Date of Award
Doctor of Philosophy (PhD)
Physics & Astronomy
Evelyn . Thomson
This dissertation presents several searches for supersymmetric partners (superpartners) to Stan- dard Model particles. These analyses are performed using proton-proton collision data from the Large Hadron Collider (LHC) collected by the ATLAS experiment. The B − L Minimal Supersym- metric Standard Model predicts that these superpartners will have small R-parity violating couplings and the lightest superpartner will therefore decay to Standard Model particles. Two searches are presented for pair production of scalar top quarks (stops) which subsequently decay to a b-quark and a charged lepton.
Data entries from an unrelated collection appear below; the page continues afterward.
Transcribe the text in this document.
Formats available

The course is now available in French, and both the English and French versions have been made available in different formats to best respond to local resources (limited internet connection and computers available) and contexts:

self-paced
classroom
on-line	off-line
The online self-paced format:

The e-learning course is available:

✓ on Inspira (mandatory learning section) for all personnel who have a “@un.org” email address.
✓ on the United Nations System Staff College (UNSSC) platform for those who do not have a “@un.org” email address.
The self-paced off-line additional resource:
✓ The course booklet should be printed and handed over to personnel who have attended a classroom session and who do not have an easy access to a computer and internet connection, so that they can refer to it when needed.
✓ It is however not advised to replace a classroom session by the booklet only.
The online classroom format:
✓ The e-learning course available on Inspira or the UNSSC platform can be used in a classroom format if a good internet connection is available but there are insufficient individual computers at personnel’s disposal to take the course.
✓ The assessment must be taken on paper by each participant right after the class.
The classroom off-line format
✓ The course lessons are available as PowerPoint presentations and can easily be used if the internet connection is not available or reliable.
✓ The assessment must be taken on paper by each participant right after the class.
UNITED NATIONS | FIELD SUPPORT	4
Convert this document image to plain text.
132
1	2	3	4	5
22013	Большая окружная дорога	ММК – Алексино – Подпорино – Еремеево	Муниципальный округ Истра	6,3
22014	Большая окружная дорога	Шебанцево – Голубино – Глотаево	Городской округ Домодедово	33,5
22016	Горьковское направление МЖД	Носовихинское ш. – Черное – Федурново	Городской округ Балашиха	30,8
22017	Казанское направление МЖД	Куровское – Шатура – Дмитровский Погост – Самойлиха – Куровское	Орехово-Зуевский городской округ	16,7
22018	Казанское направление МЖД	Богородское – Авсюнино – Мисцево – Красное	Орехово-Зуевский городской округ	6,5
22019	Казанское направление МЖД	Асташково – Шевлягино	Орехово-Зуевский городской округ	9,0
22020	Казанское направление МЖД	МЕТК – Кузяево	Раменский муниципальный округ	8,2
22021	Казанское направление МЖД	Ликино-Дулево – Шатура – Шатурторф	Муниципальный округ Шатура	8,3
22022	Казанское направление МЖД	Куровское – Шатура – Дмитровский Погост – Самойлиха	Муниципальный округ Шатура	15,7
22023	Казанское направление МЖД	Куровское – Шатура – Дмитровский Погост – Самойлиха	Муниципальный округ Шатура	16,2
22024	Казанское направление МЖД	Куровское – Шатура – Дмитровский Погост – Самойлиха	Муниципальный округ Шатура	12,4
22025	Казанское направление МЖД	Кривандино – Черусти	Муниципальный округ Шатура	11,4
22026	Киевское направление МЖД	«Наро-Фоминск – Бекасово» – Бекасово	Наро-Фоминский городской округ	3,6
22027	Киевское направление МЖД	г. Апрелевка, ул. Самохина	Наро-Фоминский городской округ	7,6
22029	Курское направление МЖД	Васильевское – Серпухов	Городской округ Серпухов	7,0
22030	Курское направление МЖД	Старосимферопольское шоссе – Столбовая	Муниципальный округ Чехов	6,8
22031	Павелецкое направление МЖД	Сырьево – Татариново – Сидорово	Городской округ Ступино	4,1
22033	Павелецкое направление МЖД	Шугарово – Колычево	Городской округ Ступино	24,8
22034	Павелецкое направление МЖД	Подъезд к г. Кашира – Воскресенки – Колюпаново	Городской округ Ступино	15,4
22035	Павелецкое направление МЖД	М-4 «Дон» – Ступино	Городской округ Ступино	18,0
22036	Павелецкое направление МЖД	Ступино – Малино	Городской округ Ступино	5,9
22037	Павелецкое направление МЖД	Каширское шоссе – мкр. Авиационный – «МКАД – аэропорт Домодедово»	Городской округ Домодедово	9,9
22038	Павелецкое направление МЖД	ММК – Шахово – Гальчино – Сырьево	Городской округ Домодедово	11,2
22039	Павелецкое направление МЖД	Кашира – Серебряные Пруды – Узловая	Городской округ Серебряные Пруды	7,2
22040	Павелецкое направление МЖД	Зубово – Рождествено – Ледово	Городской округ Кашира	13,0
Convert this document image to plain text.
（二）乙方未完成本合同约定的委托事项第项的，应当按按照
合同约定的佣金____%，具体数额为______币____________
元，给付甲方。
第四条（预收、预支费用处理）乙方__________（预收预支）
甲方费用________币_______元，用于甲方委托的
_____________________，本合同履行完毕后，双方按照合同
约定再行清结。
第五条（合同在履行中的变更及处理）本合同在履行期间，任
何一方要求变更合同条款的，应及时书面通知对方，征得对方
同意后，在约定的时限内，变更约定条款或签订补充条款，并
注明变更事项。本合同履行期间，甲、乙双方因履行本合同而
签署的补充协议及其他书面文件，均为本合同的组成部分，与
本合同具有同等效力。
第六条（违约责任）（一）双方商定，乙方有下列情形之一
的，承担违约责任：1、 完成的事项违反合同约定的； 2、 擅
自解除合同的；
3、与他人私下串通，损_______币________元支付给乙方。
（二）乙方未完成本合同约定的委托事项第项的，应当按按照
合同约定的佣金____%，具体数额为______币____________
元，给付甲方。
Limits are set as a function of the stop decay rate to each lepton flavor. The first analysis, performed with 20.3 fb−1 of √s = 8 TeV data, sets limits on the stop mass between 500 and 1000 GeV, while the second analysis, which used 36.1 fb−1 of √s = 13 TeV data, sets stop mass limits between 900 and 1500 GeV. In both analyses, the best limits are achieved for the scenario where the stop decays to a b-quark and an electron more than 95% of the time. Addition- ally, a search for charged and neutral winos (superpartners to the Standard Model gauge bosons) is presented. One possible decay of the charged wino is to a charged lepton and a Z boson. If the Z then also decays to two charged leptons, the four-vector of the three leptons reconstructs that of the charged wino. In this way, the wino search is performed via a trilepton mass resonance. This search utilizes several reconstruction techniques to have sensitivity to many different charged and neutral wino decays in addition to the trilepton resonance. Stringent limits are set on the wino mass for many possible lepton and boson branching ratios. This analysis uses 139 fb−1 of √s = 13 TeV data and it represents the first trilepton resonance result in the campaign of analyses performed with 13 TeV LHC data.
Schaefer, Leigh, "A Search For Wino Pair Production With B − L R-Parity Violating Chargino Decay To A Trilepton Resonance With The Atlas Experiment" (2019). Publicly Accessible Penn Dissertations. 3662.